朦朦胧胧的山岚漂浮着,和天空滚动的乌云搅和一起,严严实实地盖住天地间。铺着白雪的山野静悄悄的,连一声鸟叫都没有。

冬天的早晨,山中格外寒冷。

山岗。密匝匝的树丛后面,匍伏着衣着单薄,浑身直打哆嗦的红军战士。有的紧贴在冷冰冰、湿漉漉的岩石上,有的就站在冰雪中,赤脚穿着草鞋,脚板冻得通红,肿胀。一阵风吹过,也会叫人受不了。但此刻,他们一动不动,眼睛盯着远处白茫茫的山雾后边,好象在等待着什么。

半山腰的灌木丛后,原本魁武挺拔的方志敏消瘦得不成样子,此刻弯着腰,使劲捂住嘴巴,不让爆发的咳嗽发出声。忍了许久,好半天才缓过气来。他直起身,朝地上吐出一口血。旁边的人慌了手脚。想帮什么忙,又帮不上。

方志敏摆摆手,表示没大碍,裹了裹一件还算半新不旧的灰色圆领子棉大衣,然后用拳头使劲抵住心口阵阵袭来的剧痛,不由得他不倒吸一口冷气。他的头发长而凌乱,款款额头因强忍疼痛沁出一层细细的汗珠。脸庞清瘦,颧骨凸出。脸色苍白,但神情刚毅坚定。他一只脚踩在土坎上,眼睛注视着山岗下方逶迤的公路,拿起望远镜仔细观察有没有什么变化。

这节骨眼上,他知道自己肺病又犯了。记得有一年他因肺病也是经常大口大口地吐血,几次徘徊在鬼门关,医生都拿他没办法,幸得亲友以民间偏方治疗,才得以保全性命,但也是从那以后落下了病根。每每太劳累,或者气候恶劣一点,压力过大,肺病就不期而至。他也不知道几天几夜没能睡过一个安稳觉。祸不单行,偏偏这个时候痔疮又发作,常常剧痛伴着流很多脓血,使他痛苦不堪。不但不能走路或骑马,而且不能坐椅子。一到宿营地,总要在行军床上坐半坐半躺着才行,这样的病体还要日夜行军打仗。
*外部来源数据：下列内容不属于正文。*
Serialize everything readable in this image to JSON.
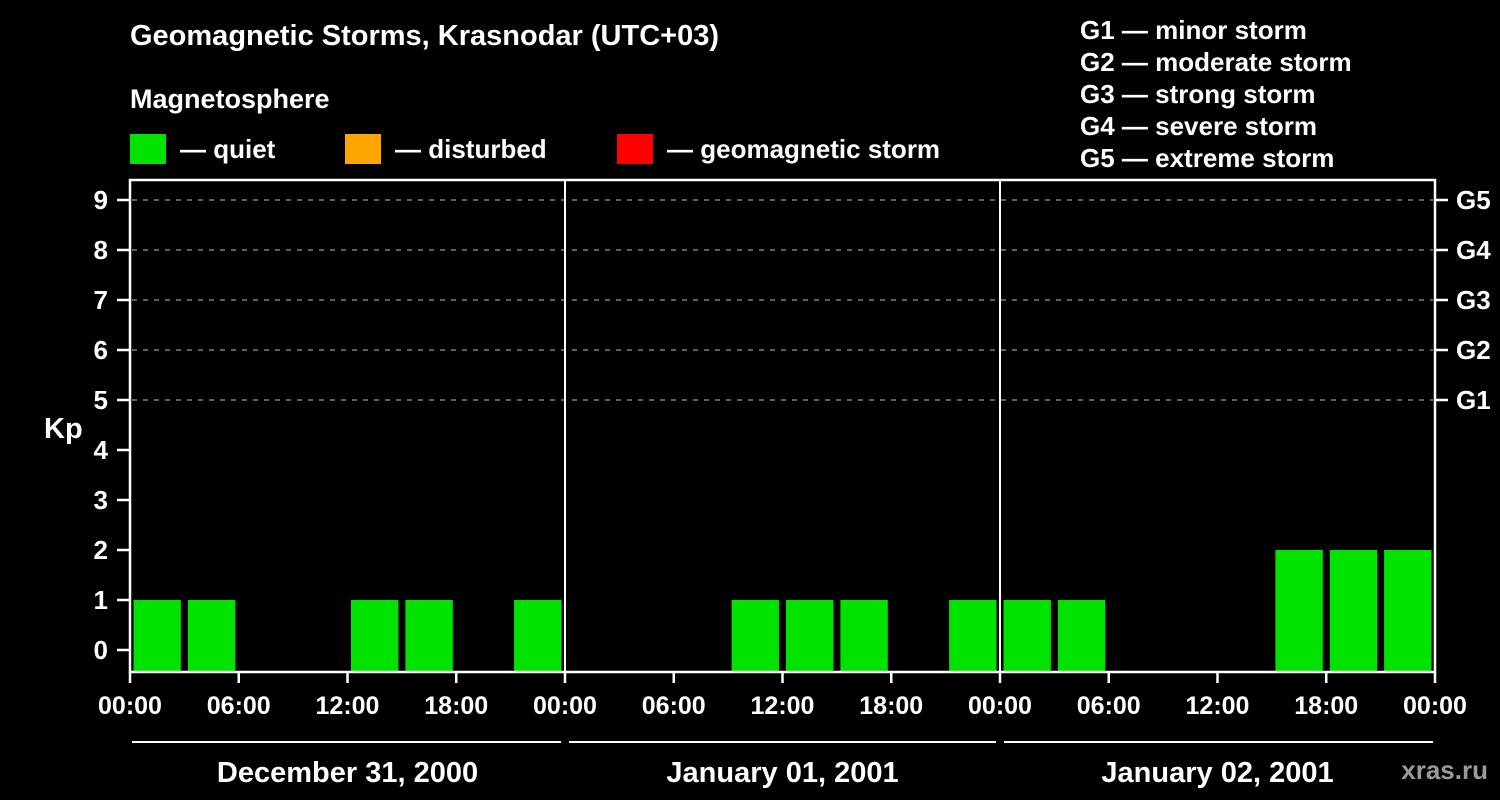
{
  "header": {
    "title": "Geomagnetic Storms, Krasnodar (UTC+03)",
    "subtitle": "Magnetosphere"
  },
  "legend": {
    "items": [
      {
        "label": "— quiet",
        "color": "#00e300"
      },
      {
        "label": "— disturbed",
        "color": "#ffa500"
      },
      {
        "label": "— geomagnetic storm",
        "color": "#ff0000"
      }
    ]
  },
  "storm_scale_legend": {
    "items": [
      "G1 — minor storm",
      "G2 — moderate storm",
      "G3 — strong storm",
      "G4 — severe storm",
      "G5 — extreme storm"
    ]
  },
  "watermark": "xras.ru",
  "chart_data": {
    "type": "bar",
    "title": "Geomagnetic Storms, Krasnodar (UTC+03)",
    "ylabel": "Kp",
    "ylim": [
      0,
      9
    ],
    "yticks": [
      0,
      1,
      2,
      3,
      4,
      5,
      6,
      7,
      8,
      9
    ],
    "gridlines_kp": [
      5,
      6,
      7,
      8,
      9
    ],
    "grid_style": "dashed",
    "right_axis": [
      {
        "label": "G1",
        "kp": 5
      },
      {
        "label": "G2",
        "kp": 6
      },
      {
        "label": "G3",
        "kp": 7
      },
      {
        "label": "G4",
        "kp": 8
      },
      {
        "label": "G5",
        "kp": 9
      }
    ],
    "x_tick_labels": [
      "00:00",
      "06:00",
      "12:00",
      "18:00",
      "00:00",
      "06:00",
      "12:00",
      "18:00",
      "00:00",
      "06:00",
      "12:00",
      "18:00",
      "00:00"
    ],
    "interval_hours": 3,
    "days": [
      {
        "date": "December 31, 2000",
        "kp_3h": [
          1,
          1,
          0,
          0,
          1,
          1,
          0,
          1
        ]
      },
      {
        "date": "January 01, 2001",
        "kp_3h": [
          0,
          0,
          0,
          1,
          1,
          1,
          0,
          1
        ]
      },
      {
        "date": "January 02, 2001",
        "kp_3h": [
          1,
          1,
          0,
          0,
          0,
          2,
          2,
          2
        ]
      }
    ],
    "colors": {
      "quiet": "#00e300",
      "disturbed": "#ffa500",
      "storm": "#ff0000",
      "axis": "#ffffff",
      "grid": "#808080"
    },
    "thresholds": {
      "disturbed_min": 4,
      "storm_min": 5
    },
    "legend_position": "top-left"
  }
}
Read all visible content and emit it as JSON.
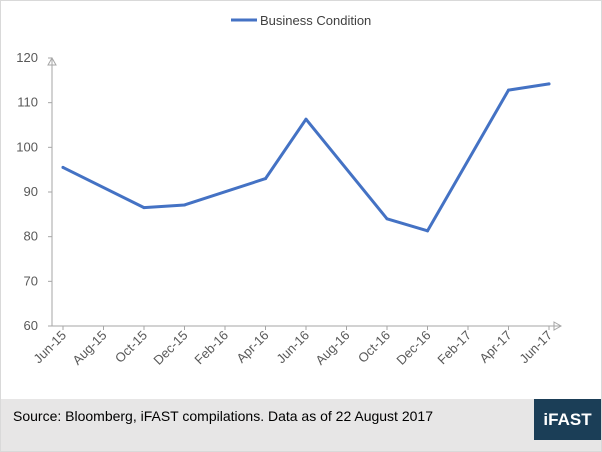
{
  "chart_data": {
    "type": "line",
    "categories": [
      "Jun-15",
      "Aug-15",
      "Oct-15",
      "Dec-15",
      "Feb-16",
      "Apr-16",
      "Jun-16",
      "Aug-16",
      "Oct-16",
      "Dec-16",
      "Feb-17",
      "Apr-17",
      "Jun-17"
    ],
    "series": [
      {
        "name": "Business Condition",
        "color": "#4472c4",
        "points": [
          {
            "x": "Jun-15",
            "y": 95.5
          },
          {
            "x": "Oct-15",
            "y": 86.5
          },
          {
            "x": "Dec-15",
            "y": 87.1
          },
          {
            "x": "Apr-16",
            "y": 93.0
          },
          {
            "x": "Jun-16",
            "y": 106.3
          },
          {
            "x": "Oct-16",
            "y": 84.0
          },
          {
            "x": "Dec-16",
            "y": 81.3
          },
          {
            "x": "Apr-17",
            "y": 112.8
          },
          {
            "x": "Jun-17",
            "y": 114.2
          }
        ]
      }
    ],
    "yticks": [
      60,
      70,
      80,
      90,
      100,
      110,
      120
    ],
    "ylim": [
      60,
      120
    ],
    "grid": false,
    "legend_position": "top-center",
    "axis_color": "#a6a6a6"
  },
  "footer": {
    "source": "Source: Bloomberg, iFAST compilations. Data as of 22 August 2017",
    "logo_text": "iFAST",
    "logo_color": "#1b3e57",
    "background": "#e7e6e6"
  }
}
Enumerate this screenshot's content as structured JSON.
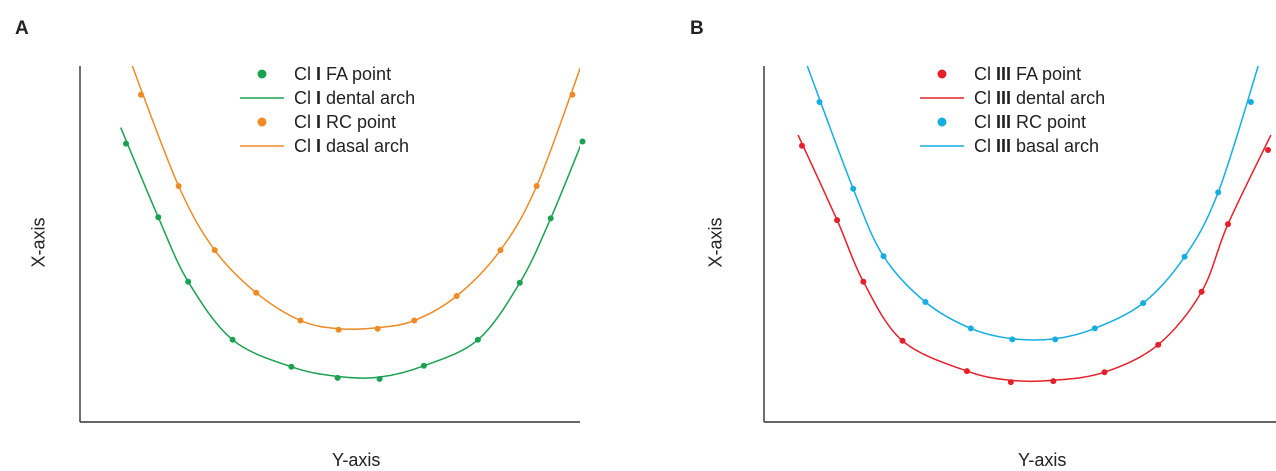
{
  "panels": [
    {
      "letter": "A",
      "xlabel": "Y-axis",
      "ylabel": "X-axis",
      "legend": [
        {
          "kind": "point",
          "prefix": "Cl ",
          "grade": "I",
          "suffix": " FA point",
          "color": "#1aa152"
        },
        {
          "kind": "line",
          "prefix": "Cl ",
          "grade": "I",
          "suffix": " dental arch",
          "color": "#1aa152"
        },
        {
          "kind": "point",
          "prefix": "Cl ",
          "grade": "I",
          "suffix": " RC point",
          "color": "#ef8a24"
        },
        {
          "kind": "line",
          "prefix": "Cl ",
          "grade": "I",
          "suffix": " dasal arch",
          "color": "#ef8a24"
        }
      ]
    },
    {
      "letter": "B",
      "xlabel": "Y-axis",
      "ylabel": "X-axis",
      "legend": [
        {
          "kind": "point",
          "prefix": "Cl ",
          "grade": "III",
          "suffix": " FA point",
          "color": "#e5202a"
        },
        {
          "kind": "line",
          "prefix": "Cl ",
          "grade": "III",
          "suffix": " dental arch",
          "color": "#e5202a"
        },
        {
          "kind": "point",
          "prefix": "Cl ",
          "grade": "III",
          "suffix": " RC point",
          "color": "#15aee3"
        },
        {
          "kind": "line",
          "prefix": "Cl ",
          "grade": "III",
          "suffix": " basal arch",
          "color": "#15aee3"
        }
      ]
    }
  ],
  "chart_data": [
    {
      "type": "scatter",
      "title": "",
      "xlabel": "Y-axis",
      "ylabel": "X-axis",
      "xlim": [
        0,
        100
      ],
      "ylim": [
        0,
        100
      ],
      "grid": false,
      "legend_position": "top-center",
      "series": [
        {
          "name": "Cl I FA point",
          "type": "scatter",
          "color": "#1aa152",
          "x": [
            5.4,
            12.1,
            18.3,
            27.5,
            39.7,
            49.3,
            58.0,
            67.2,
            78.4,
            87.1,
            93.5,
            100.1
          ],
          "y": [
            78.2,
            57.5,
            39.4,
            23.1,
            15.5,
            12.4,
            12.1,
            15.8,
            23.1,
            39.1,
            57.2,
            78.8
          ]
        },
        {
          "name": "Cl I dental arch",
          "type": "line",
          "color": "#1aa152",
          "x": [
            4.3,
            12.1,
            18.3,
            27.5,
            39.7,
            49.3,
            58.0,
            67.2,
            78.4,
            87.1,
            93.5,
            101.2
          ],
          "y": [
            82.7,
            57.5,
            39.4,
            23.1,
            15.5,
            12.8,
            12.6,
            15.8,
            23.1,
            39.1,
            57.2,
            82.7
          ]
        },
        {
          "name": "Cl I RC point",
          "type": "scatter",
          "color": "#ef8a24",
          "x": [
            8.5,
            16.3,
            23.8,
            32.4,
            41.6,
            49.5,
            57.6,
            65.2,
            74.0,
            83.1,
            90.6,
            98.0
          ],
          "y": [
            91.9,
            66.3,
            48.3,
            36.3,
            28.5,
            25.9,
            26.2,
            28.5,
            35.4,
            48.3,
            66.3,
            91.9
          ]
        },
        {
          "name": "Cl I dasal arch",
          "type": "line",
          "color": "#ef8a24",
          "x": [
            6.7,
            16.3,
            23.8,
            32.4,
            41.6,
            49.5,
            57.6,
            65.2,
            74.0,
            83.1,
            90.6,
            99.8
          ],
          "y": [
            100.0,
            66.3,
            48.3,
            36.3,
            28.5,
            26.2,
            26.5,
            28.5,
            35.4,
            48.3,
            66.3,
            100.0
          ]
        }
      ]
    },
    {
      "type": "scatter",
      "title": "",
      "xlabel": "Y-axis",
      "ylabel": "X-axis",
      "xlim": [
        0,
        100
      ],
      "ylim": [
        0,
        100
      ],
      "grid": false,
      "legend_position": "top-center",
      "series": [
        {
          "name": "Cl III FA point",
          "type": "scatter",
          "color": "#e5202a",
          "x": [
            4.5,
            11.7,
            17.1,
            25.1,
            38.3,
            47.3,
            56.0,
            66.5,
            77.5,
            86.4,
            91.8,
            100.0
          ],
          "y": [
            77.6,
            56.7,
            39.4,
            22.8,
            14.3,
            11.2,
            11.5,
            14.0,
            21.7,
            36.6,
            55.6,
            76.4
          ]
        },
        {
          "name": "Cl III dental arch",
          "type": "line",
          "color": "#e5202a",
          "x": [
            3.7,
            11.7,
            17.1,
            25.1,
            38.3,
            47.3,
            56.0,
            66.5,
            77.5,
            86.4,
            91.8,
            100.6
          ],
          "y": [
            80.6,
            56.7,
            39.4,
            22.8,
            14.3,
            11.7,
            11.7,
            14.0,
            21.7,
            36.6,
            55.6,
            80.6
          ]
        },
        {
          "name": "Cl III RC point",
          "type": "scatter",
          "color": "#15aee3",
          "x": [
            8.1,
            15.0,
            21.2,
            29.8,
            39.1,
            47.6,
            56.4,
            64.5,
            74.4,
            82.9,
            89.8,
            96.5
          ],
          "y": [
            89.9,
            65.5,
            46.6,
            33.7,
            26.3,
            23.2,
            23.2,
            26.3,
            33.4,
            46.4,
            64.5,
            89.9
          ]
        },
        {
          "name": "Cl III basal arch",
          "type": "line",
          "color": "#15aee3",
          "x": [
            5.6,
            15.0,
            21.2,
            29.8,
            39.1,
            47.6,
            56.4,
            64.5,
            74.4,
            82.9,
            89.8,
            98.0
          ],
          "y": [
            100.0,
            65.5,
            46.6,
            33.7,
            26.3,
            23.4,
            23.4,
            26.3,
            33.4,
            46.4,
            64.5,
            100.0
          ]
        }
      ]
    }
  ]
}
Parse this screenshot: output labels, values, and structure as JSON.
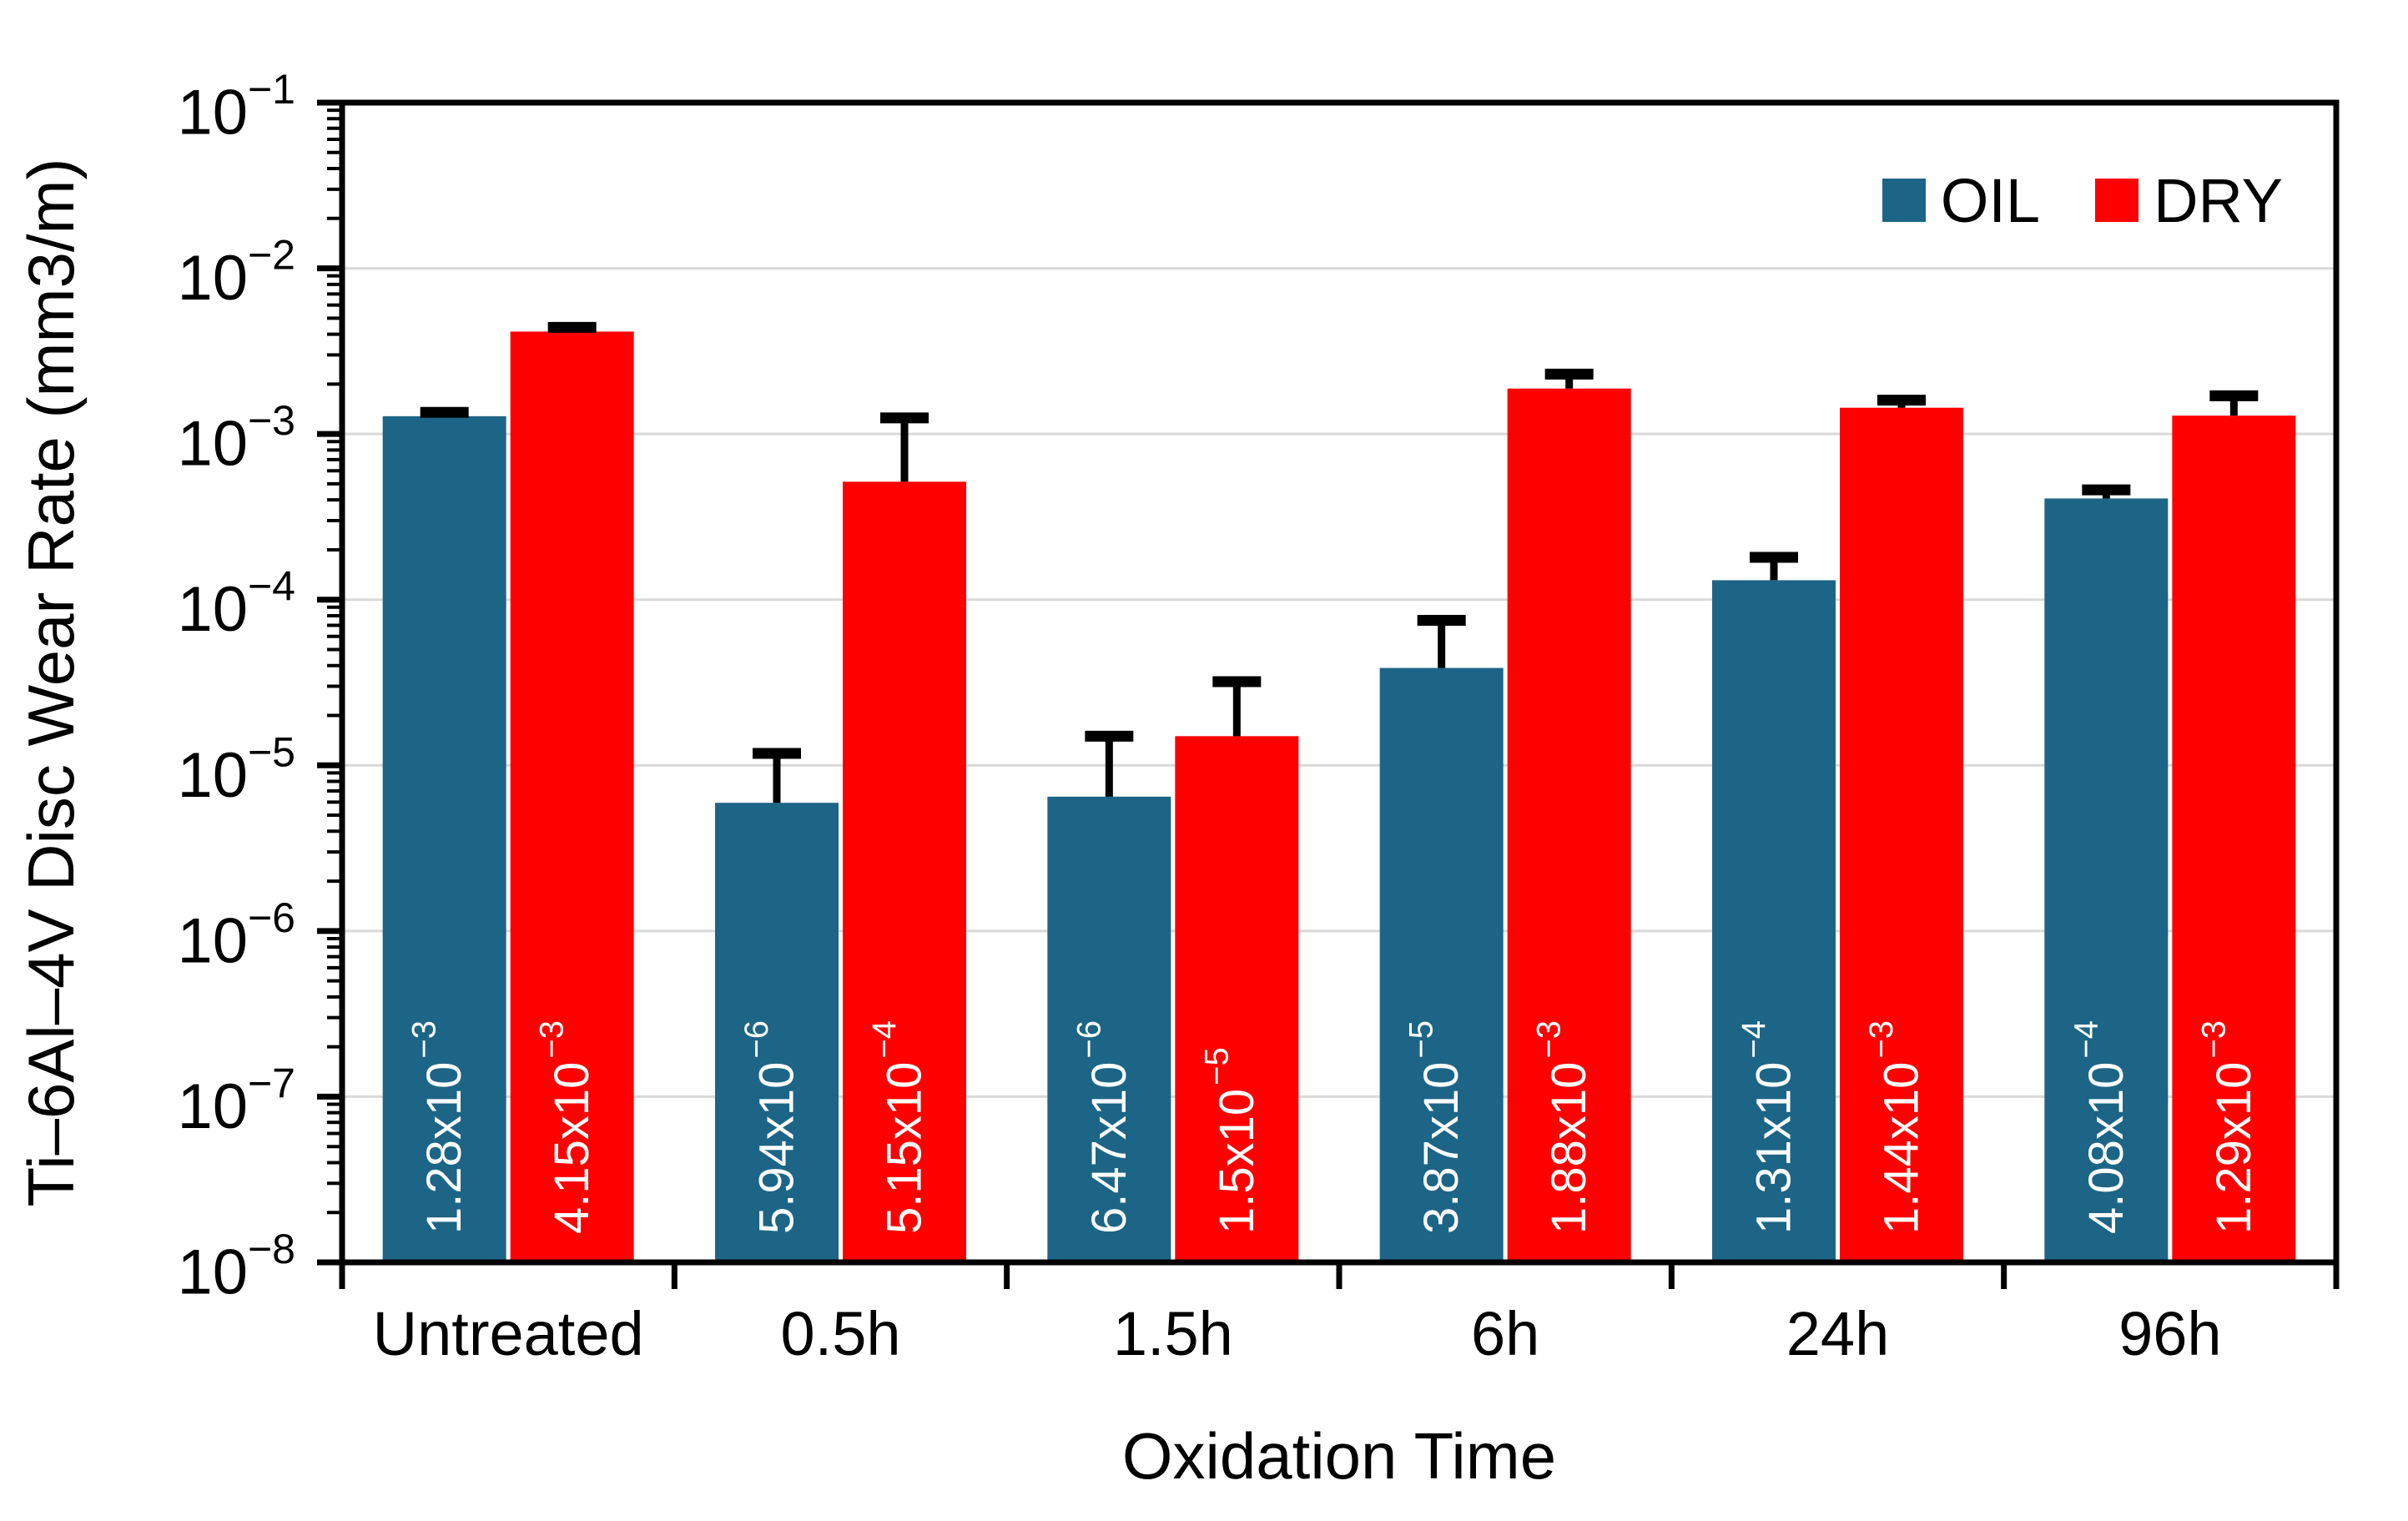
{
  "chart_data": {
    "type": "bar",
    "title": "",
    "xlabel": "Oxidation Time",
    "ylabel": "Ti–6Al–4V Disc Wear Rate (mm3/m)",
    "categories": [
      "Untreated",
      "0.5h",
      "1.5h",
      "6h",
      "24h",
      "96h"
    ],
    "y_scale": "log",
    "ylim": [
      1e-08,
      0.1
    ],
    "y_tick_base": "10",
    "y_tick_exponents": [
      -1,
      -2,
      -3,
      -4,
      -5,
      -6,
      -7,
      -8
    ],
    "grid": "horizontal-decades",
    "legend_position": "top-right",
    "series": [
      {
        "name": "OIL",
        "color": "#1D6586",
        "values": [
          0.00128,
          5.94e-06,
          6.47e-06,
          3.87e-05,
          0.000131,
          0.000408
        ],
        "error_top": [
          0.00135,
          1.18e-05,
          1.5e-05,
          7.5e-05,
          0.00018,
          0.00046
        ],
        "bar_labels": [
          {
            "base": "1.28x10",
            "exp": "-3"
          },
          {
            "base": "5.94x10",
            "exp": "-6"
          },
          {
            "base": "6.47x10",
            "exp": "-6"
          },
          {
            "base": "3.87x10",
            "exp": "-5"
          },
          {
            "base": "1.31x10",
            "exp": "-4"
          },
          {
            "base": "4.08x10",
            "exp": "-4"
          }
        ]
      },
      {
        "name": "DRY",
        "color": "#FE0000",
        "values": [
          0.00415,
          0.000515,
          1.5e-05,
          0.00188,
          0.00144,
          0.00129
        ],
        "error_top": [
          0.0044,
          0.00125,
          3.2e-05,
          0.0023,
          0.0016,
          0.0017
        ],
        "bar_labels": [
          {
            "base": "4.15x10",
            "exp": "-3"
          },
          {
            "base": "5.15x10",
            "exp": "-4"
          },
          {
            "base": "1.5x10",
            "exp": "-5"
          },
          {
            "base": "1.88x10",
            "exp": "-3"
          },
          {
            "base": "1.44x10",
            "exp": "-3"
          },
          {
            "base": "1.29x10",
            "exp": "-3"
          }
        ]
      }
    ]
  },
  "legend": {
    "items": [
      {
        "label": "OIL",
        "color": "#1D6586"
      },
      {
        "label": "DRY",
        "color": "#FE0000"
      }
    ]
  },
  "colors": {
    "background": "#ffffff",
    "axis": "#000000",
    "grid": "#d9d9d9",
    "bar_label_text": "#ffffff"
  }
}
甚至,连口热水都没得喝。若不是以坚强的意志支撑着,恐怕早就趴下了。但他早已把自己的生死置之度外,更何况仅仅是病痛折磨。只要第二天还能睁开眼睛,还有一口气,就还是一如既往鞍马劳顿。

生死关头,军情紧急。他决定在这里打一场伏击战,希望能扭转一下目前被动挨打的局面。因为三四千人的部队被敌军追剿已有时日。在打与不打的决择上,拥有最后决定权的他同意打一仗。这一仗关系重大,差不多是这几千人能不能在皖南站脚,能不能就此生存下去这样的问题。赢了,几千人的红军会因此松一口气,输了……输了,他不敢想象。

“报告!方主席!”一个二十几岁出头,穿灰布衣衫,腰扎皮带,斜挎着盒子枪的侦察员钻到了方志敏跟前。

“我是十九师特务队队长郝剑!我们寻师长让我紧急报告方主席。十九师装备稍微好一点,现在的潜伏点却在山坡下面,一旦战斗打响,不能迅即出击。现在趁敌人还没到,寻师长请求立即和二十师或者二十一师换个位置布防。不然,恐怕会对战局不利……”

“唔!……”方志敏犹豫片刻,扭头对身后的一名警卫员命令,“你马上找军团长和政委到这里来!就说我叫他!”

“是!”警卫员应声而去。

方志敏想了想,又吩咐另一个战士,“你去把粟裕参谋长也叫来,快!……”

方志敏,中国革命史上鼎鼎大名的人物。以一篇遗作《清贫》昭示了他崇高的革命情操和人生境界,影响和教育了一代又一代后人。时任中华闽浙赣苏维埃政府主席,中国工农红军第十军军政委员会主席。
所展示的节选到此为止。